Despite price recovery in China observed over the last couple of weeks, the global molybdenum products market is likely to remain under pressure until the end of Q3 2019. According to market sources and industrial experts, a number of factors will contribute to that:
- Global Mo production starts to go up again while the demand increase is still uncertain
- The upward trend in China lacks fundamental support and seems rather speculative
- Summer lull in the Western markets prevents any market improvement
Molybdenum production remains static early this year while consumption decreases
Figures released recently by the International Molybdenum Association (IMOA) show that global molybdenum output was largely unchanged in Q1 2019 in YoY comparison, but demand fell by 7%. Thus, world Mo production amounted to 62,550 t and consumption – to 61,960 t. China remained the biggest player in the industry. Noteworthy, when compared to the previous quarter, the output fell by 12%, while usage – a mere 1%. This prevented prices from falling over Q2, however current higher Mo output and seasonally low demand puts pressure on the price.
Current upward price trend in China can be short-lived
In early July, Chinese Mo concentrate producers reported environmental inspections in Inner Mongolia which, combined with adverse weather in South China, causing a 10-15% drop in capacity utilization. Initially, it has caused a quite modest Mo oxide price increase – up to a mere 1% MoM. However, at the same time, after almost three weeks of silence end-users started to enter the Chinese FeMo market to book July volumes. Using tight Mo concentrate supply as an additional pretext, alloy producers tried to pass their raw material inputs on consumers. As a result, FeMo prices in China added almost 3% over three weeks, to $30.1/kg Mo.
Nonetheless, some local insiders are not very optimistic regarding further market development. They note, that despite consumers started July purchases with a delay, the volumes they book are largely unchanged from the last month. That’s why some traders are afraid that after steel mills restocking and leaving the market, lower Mo oxide supply will not be enough to keep the price up.
Market revival in China has no impact on the European market
The continuous price downtrend in the European molybdenum segment forces local consumers to delay bookings. Since the beginning of Q3, FeMo quotes in Europe have lost 4% already and as for July, 19 are heard to be $26.7-27.2/kg Mo FCA. Rare buyers decided to wait and see, hoping for even lower quotes, insiders say. Meanwhile, suppliers hope for at least price stabilization in the nearest future amid sudden trend reversal in China.

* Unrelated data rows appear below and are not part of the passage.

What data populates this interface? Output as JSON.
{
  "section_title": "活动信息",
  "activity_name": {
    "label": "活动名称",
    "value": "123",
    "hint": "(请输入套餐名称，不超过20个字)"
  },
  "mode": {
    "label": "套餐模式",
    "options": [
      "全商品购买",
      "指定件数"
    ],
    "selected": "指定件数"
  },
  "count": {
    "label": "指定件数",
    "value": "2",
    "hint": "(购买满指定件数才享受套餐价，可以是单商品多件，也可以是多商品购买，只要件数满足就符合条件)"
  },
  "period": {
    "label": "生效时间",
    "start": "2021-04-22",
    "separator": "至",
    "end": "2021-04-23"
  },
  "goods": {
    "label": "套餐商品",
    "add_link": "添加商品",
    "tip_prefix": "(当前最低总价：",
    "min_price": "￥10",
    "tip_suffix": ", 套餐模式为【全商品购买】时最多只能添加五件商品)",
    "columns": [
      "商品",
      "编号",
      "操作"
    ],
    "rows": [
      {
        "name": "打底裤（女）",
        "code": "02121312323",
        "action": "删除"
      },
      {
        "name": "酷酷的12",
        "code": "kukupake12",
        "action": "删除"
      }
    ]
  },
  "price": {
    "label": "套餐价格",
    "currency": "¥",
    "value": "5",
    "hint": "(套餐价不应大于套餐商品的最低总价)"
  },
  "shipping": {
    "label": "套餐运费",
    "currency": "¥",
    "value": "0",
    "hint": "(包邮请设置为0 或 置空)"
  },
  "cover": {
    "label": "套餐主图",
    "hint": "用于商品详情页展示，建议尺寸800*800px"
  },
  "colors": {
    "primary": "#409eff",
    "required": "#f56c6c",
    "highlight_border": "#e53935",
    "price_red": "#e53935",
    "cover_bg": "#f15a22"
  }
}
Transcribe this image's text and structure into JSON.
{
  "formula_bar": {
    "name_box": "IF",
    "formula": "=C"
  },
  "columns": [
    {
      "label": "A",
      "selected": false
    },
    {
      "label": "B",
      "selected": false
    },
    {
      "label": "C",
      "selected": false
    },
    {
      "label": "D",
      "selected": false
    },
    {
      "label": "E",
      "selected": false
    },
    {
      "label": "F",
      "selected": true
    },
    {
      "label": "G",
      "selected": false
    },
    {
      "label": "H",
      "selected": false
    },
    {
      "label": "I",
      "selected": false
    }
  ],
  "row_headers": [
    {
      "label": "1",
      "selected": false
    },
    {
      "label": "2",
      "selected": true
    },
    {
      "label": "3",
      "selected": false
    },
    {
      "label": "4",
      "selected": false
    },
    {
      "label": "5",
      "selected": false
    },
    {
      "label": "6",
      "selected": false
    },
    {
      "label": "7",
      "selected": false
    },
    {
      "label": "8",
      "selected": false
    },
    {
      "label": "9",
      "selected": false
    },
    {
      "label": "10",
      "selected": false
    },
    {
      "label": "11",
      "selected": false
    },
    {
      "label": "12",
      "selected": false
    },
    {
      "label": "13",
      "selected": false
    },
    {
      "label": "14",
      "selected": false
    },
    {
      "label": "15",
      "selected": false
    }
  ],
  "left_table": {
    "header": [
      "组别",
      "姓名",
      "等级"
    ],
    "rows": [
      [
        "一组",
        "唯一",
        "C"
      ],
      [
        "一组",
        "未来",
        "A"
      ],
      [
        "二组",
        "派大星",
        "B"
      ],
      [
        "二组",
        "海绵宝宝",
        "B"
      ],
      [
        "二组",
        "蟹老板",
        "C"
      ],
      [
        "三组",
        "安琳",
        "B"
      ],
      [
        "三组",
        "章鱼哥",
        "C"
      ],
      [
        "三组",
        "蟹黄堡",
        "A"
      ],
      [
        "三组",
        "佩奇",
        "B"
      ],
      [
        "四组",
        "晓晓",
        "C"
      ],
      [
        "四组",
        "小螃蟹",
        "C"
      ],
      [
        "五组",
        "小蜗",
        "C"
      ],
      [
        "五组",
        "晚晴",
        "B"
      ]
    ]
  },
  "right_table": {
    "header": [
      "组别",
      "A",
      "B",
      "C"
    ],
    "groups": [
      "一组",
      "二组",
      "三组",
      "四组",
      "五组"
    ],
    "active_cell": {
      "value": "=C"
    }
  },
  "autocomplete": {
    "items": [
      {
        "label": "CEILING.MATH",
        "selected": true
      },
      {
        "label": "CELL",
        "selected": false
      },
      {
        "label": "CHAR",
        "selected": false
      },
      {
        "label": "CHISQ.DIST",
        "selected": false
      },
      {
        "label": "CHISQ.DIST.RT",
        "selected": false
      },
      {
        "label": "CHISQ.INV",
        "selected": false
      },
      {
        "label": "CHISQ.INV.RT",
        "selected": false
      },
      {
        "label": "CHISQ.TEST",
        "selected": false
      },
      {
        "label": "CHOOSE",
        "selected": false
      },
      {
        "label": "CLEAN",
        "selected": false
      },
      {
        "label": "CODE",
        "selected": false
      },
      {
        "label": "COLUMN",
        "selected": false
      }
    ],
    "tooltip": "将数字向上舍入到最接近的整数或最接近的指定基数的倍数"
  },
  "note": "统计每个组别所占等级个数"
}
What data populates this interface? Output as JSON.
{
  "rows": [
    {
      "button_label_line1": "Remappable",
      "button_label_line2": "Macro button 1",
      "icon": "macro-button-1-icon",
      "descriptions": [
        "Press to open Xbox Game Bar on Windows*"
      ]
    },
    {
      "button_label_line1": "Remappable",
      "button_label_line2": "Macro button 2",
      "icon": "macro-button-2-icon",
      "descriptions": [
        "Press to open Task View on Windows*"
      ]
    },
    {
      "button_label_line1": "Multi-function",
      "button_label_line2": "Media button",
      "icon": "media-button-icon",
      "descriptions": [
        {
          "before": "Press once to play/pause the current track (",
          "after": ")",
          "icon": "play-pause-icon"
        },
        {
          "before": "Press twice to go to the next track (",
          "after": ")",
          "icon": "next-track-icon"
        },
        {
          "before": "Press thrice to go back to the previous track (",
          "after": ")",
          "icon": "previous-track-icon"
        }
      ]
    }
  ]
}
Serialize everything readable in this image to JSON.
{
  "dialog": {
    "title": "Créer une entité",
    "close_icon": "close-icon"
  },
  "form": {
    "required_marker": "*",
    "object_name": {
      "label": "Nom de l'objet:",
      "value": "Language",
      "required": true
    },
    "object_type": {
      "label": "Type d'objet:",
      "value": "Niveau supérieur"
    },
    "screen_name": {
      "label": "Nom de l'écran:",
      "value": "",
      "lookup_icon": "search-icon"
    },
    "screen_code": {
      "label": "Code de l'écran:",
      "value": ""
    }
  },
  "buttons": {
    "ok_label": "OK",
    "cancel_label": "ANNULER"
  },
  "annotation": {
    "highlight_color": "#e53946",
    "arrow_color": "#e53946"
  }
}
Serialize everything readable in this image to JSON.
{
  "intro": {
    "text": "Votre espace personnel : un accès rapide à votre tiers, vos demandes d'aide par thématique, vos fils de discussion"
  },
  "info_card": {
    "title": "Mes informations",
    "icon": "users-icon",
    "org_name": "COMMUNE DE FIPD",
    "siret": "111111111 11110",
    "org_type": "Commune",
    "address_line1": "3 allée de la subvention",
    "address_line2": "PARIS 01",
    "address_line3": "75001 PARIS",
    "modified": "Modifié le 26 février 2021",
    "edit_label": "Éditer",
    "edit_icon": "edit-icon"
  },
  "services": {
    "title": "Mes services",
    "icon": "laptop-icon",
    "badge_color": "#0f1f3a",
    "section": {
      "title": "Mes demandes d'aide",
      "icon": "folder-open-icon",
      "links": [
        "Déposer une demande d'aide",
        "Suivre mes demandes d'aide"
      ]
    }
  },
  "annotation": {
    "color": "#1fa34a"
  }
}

However, most players think that the downtrend will persist, given minimal activity in all segments in the Western market in July/August. For instance, both carbon and stainless steel output usually decrease in summer by 7-10% in Europe every year.
Boost in Mo production may cause a further price decrease
Despite the quite modest global market performance, the biggest Mo producers were increasing output over Q2, which can put additional pressure on prices in the coming months. For instance, Molybdenum concentrate production at Bingham Canyon Mine of Kennecott Utah Copper, a subsidiary of UK’s Rio Tinto, reached 3,760 t (2,570 t of pure Mo) in Q2 2019 (+32.4% QoQ, up 3.4 times YoY).
Peru produced 2,430 t of molybdenum in May (+2.45% MoM, +19.1% YoY), hitting a new high this year. The increase was attributed to a continuous rise in output at Toquepala and Cuajone mines (+28.1% in total), owned by Southern Copper Corp., one of the biggest producers in Peru. Ferrobamba mine managed to boost Mo output by almost 2.4 times to 245 t in May.